The Democratic National Convention heads into its second day, following a rousing start Monday with party leaders throwing their support behind presidential nominee, Senator John Kerry.
Speakers at the convention will include former presidential candidate and former Vermont governor Howard Dean, members of Congress, and, an unusual choice, Ron Reagan, the son of former Republican president Ronald Reagan, who died in June.
The keynote speech will be delivered by African-American Barack Obama, who is running for a seat in the U.S. Senate. The 42-year-old Mr. Obama says he does not understand what he describes as his sudden popularity. But if he is elected, he would be the only African-American in the Senate, and only the third in recent decades.
Mr. Obama was born in Hawaii, the son of a Kenyan father and a white mother from Kansas. When he was in elementary school, his mother married an Indonesian man and moved the family to Indonesia.
He graduated from Columbia University and Harvard Law School, and spent time working as a civil rights lawyer in Harlem and Chicago, where he currently serves as a state senator.
As delegates looked ahead, talk of the day was still focused on Monday's list of speakers, which was headlined by Democratic Party heavyweight, former president Bill Clinton.
Mr.

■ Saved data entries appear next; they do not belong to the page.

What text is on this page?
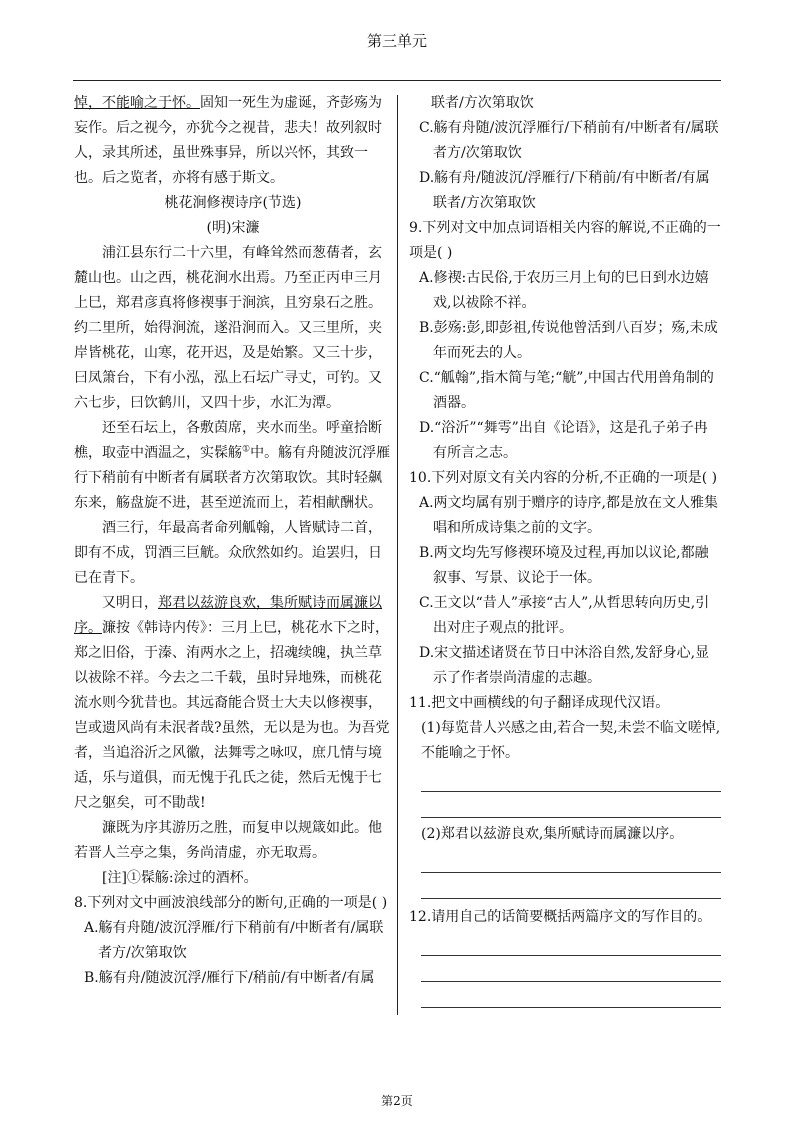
第三单元

悼，不能喻之于怀。固知一死生为虚诞，齐彭殇为妄作。后之视今，亦犹今之视昔，悲夫！故列叙时人，录其所述，虽世殊事异，所以兴怀，其致一也。后之览者，亦将有感于斯文。

桃花涧修禊诗序(节选)

(明)宋濂

浦江县东行二十六里，有峰耸然而葱蒨者，玄麓山也。山之西，桃花涧水出焉。乃至正丙申三月上巳，郑君彦真将修禊事于涧滨，且穷泉石之胜。约二里所，始得涧流，遂沿涧而入。又三里所，夹岸皆桃花，山寒，花开迟，及是始繁。又三十步，曰凤箫台，下有小泓，泓上石坛广寻丈，可钓。又六七步，曰饮鹤川，又四十步，水汇为潭。

还至石坛上，各敷茵席，夹水而坐。呼童拾断樵，取壶中酒温之，实髹觞①中。觞有舟随波沉浮雁行下稍前有中断者有属联者方次第取饮。其时轻飙东来，觞盘旋不进，甚至逆流而上，若相献酬状。

酒三行，年最高者命列觚翰，人皆赋诗二首，即有不成，罚酒三巨觥。众欣然如约。迨罢归，日已在青下。

又明日，郑君以兹游良欢，集所赋诗而属濂以序。濂按《韩诗内传》：三月上巳，桃花水下之时，郑之旧俗，于溱、洧两水之上，招魂续魄，执兰草以祓除不祥。今去之二千载，虽时异地殊，而桃花流水则今犹昔也。其远裔能合贤士大夫以修禊事，岂或遗风尚有未泯者哉?虽然，无以是为也。为吾党者，当追浴沂之风徽，法舞雩之咏叹，庶几情与境适，乐与道俱，而无愧于孔氏之徒，然后无愧于七尺之躯矣，可不勖哉!

濂既为序其游历之胜，而复申以规箴如此。他若晋人兰亭之集，务尚清虚，亦无取焉。

[注]①髹觞:涂过的酒杯。

8.下列对文中画波浪线部分的断句,正确的一项是( )

A.觞有舟随/波沉浮雁/行下稍前有/中断者有/属联者方/次第取饮

B.觞有舟/随波沉浮/雁行下/稍前/有中断者/有属

联者/方次第取饮

C.觞有舟随/波沉浮雁行/下稍前有/中断者有/属联者方/次第取饮

D.觞有舟/随波沉/浮雁行/下稍前/有中断者/有属联者/方次第取饮

9.下列对文中加点词语相关内容的解说,不正确的一项是( )

A.修禊:古民俗,于农历三月上旬的巳日到水边嬉戏,以祓除不祥。

B.彭殇:彭,即彭祖,传说他曾活到八百岁；殇,未成年而死去的人。

C.“觚翰”,指木简与笔;“觥”,中国古代用兽角制的酒器。

D.“浴沂”“舞雩”出自《论语》，这是孔子弟子冉有所言之志。

10.下列对原文有关内容的分析,不正确的一项是( )

A.两文均属有别于赠序的诗序,都是放在文人雅集唱和所成诗集之前的文字。

B.两文均先写修禊环境及过程,再加以议论,都融叙事、写景、议论于一体。

C.王文以“昔人”承接“古人”,从哲思转向历史,引出对庄子观点的批评。

D.宋文描述诸贤在节日中沐浴自然,发舒身心,显示了作者崇尚清虚的志趣。

11.把文中画横线的句子翻译成现代汉语。

(1)每览昔人兴感之由,若合一契,未尝不临文嗟悼,不能喻之于怀。

(2)郑君以兹游良欢,集所赋诗而属濂以序。

12.请用自己的话简要概括两篇序文的写作目的。

第2页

Clinton praised Democratic presidential nominee John Kerry as the person who could unite the country and strengthen US alliances around the world.

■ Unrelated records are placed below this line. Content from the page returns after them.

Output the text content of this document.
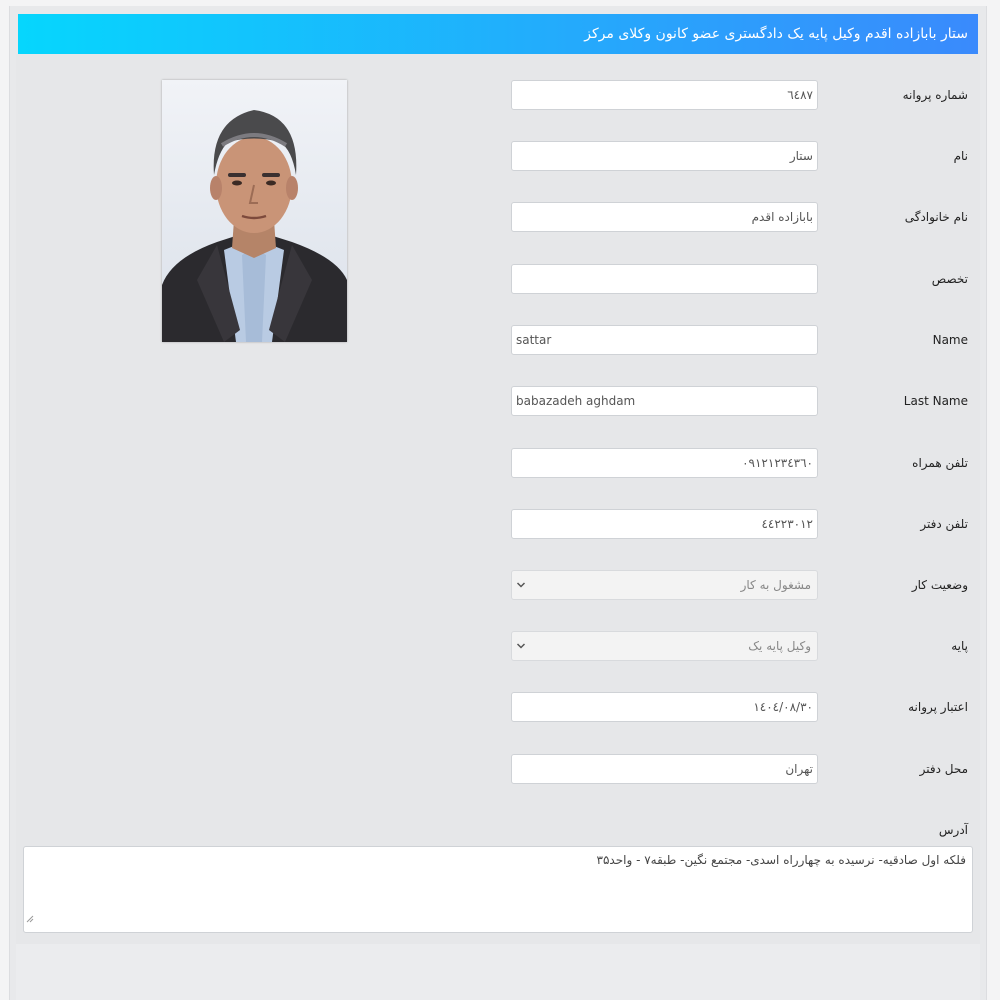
ستار بابازاده اقدم وکیل پایه یک دادگستری عضو کانون وکلای مرکز
شماره پروانه
٦٤٨٧
نام
ستار
نام خانوادگی
بابازاده اقدم
تخصص
Name
sattar
Last Name
babazadeh aghdam
تلفن همراه
٠٩١٢١٢٣٤٣٦٠
تلفن دفتر
٤٤٢٢٣٠١٢
وضعیت کار
مشغول به کار
پایه
وکیل پایه یک
اعتبار پروانه
١٤٠٤/٠٨/٣٠
محل دفتر
تهران
آدرس
فلکه اول صادقیه- نرسیده به چهارراه اسدی- مجتمع نگین- طبقه۷ - واحد۳۵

"We have got to choose for president between two strong men who both love their country, but who have very different world views," the former president said. "Our nominee, John Kerry, who favors shared responsibility, shared opportunity and more global cooperation. And their president and their party in Congress, who favor concentrated wealth and power, leaving people to fend for themselves and more unilateral action."
In his speech, another former Democratic president, Jimmy Carter, accused the Bush administration and the Republican Party of wasting opportunities for world unity following the September 11, 2001 terrorist attacks on the United States.

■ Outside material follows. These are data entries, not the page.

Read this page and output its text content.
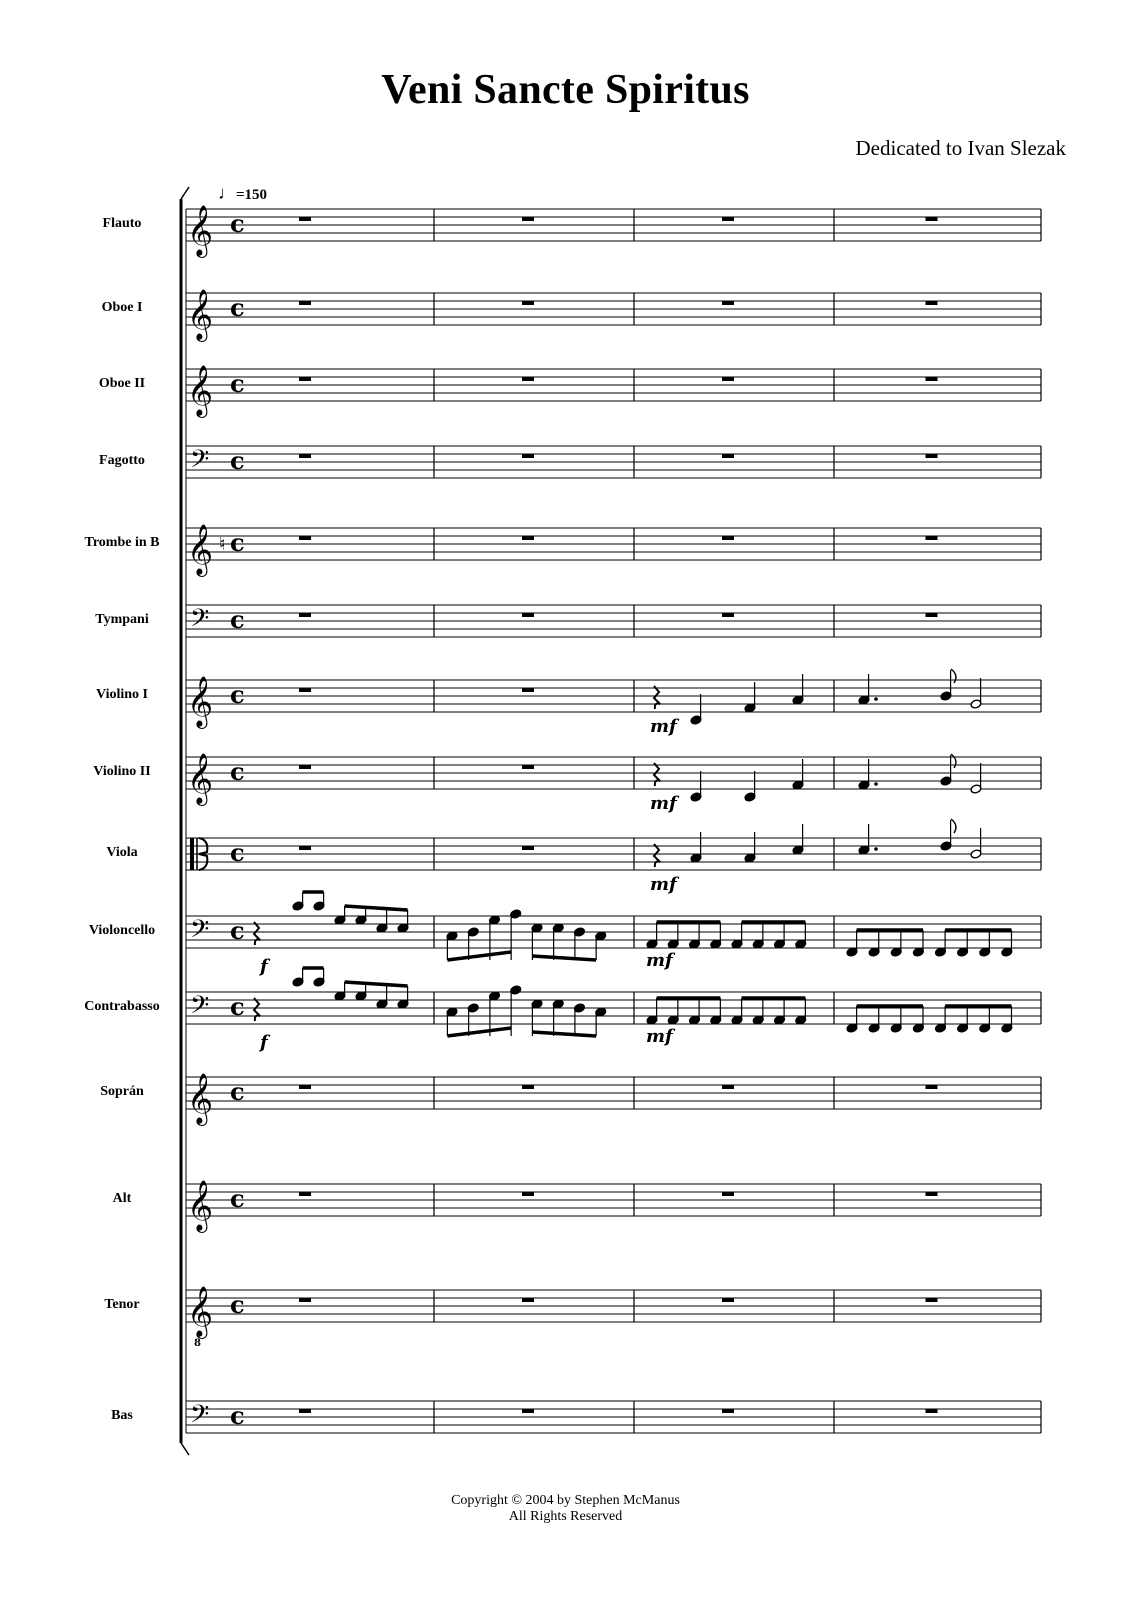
Veni Sancte Spiritus
Dedicated to Ivan Slezak
♩=150
Flauto
Oboe I
Oboe II
Fagotto
Trombe in B
Tympani
Violino I
Violino II
Viola
Violoncello
Contrabasso
Soprán
Alt
Tenor
Bas
𝄞 c
𝄞 c
𝄞 c
𝄢 c
𝄞 ♮ c
𝄢 c
𝄞 c
mf
𝄞 c
mf
c
mf
𝄢 c
f	mf
𝄢 c
f	mf
𝄞 c
𝄞 c
𝄞
8
c
𝄢 c
Copyright © 2004 by Stephen McManus
All Rights Reserved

"After 9/11, America stood proud, wounded, but united," he said. "A cowardly attack on innocent civilians brought us an unprecedented level of cooperation and understanding around the world. But in just 34 months, we have watched with great concern, as all this good will has been squandered by a virtually unbroken series of mistakes and miscalculations."
President Bush is maintaining a low-profile during the Democratic convention, staying at his ranch in Texas. His Republican Party holds its convention next month in New York.
Meanwhile, protesters at the Democratic convention are being confined to a fenced-in zone near Boston's Fleet Center, where the more than 4,300 party delegates and thousands of other party dignitaries are meeting. Demonstrators, who are against the Iraq war and calling for more free speech, describe the area as a cage. Authorities say the heavy precautions are necessary for security.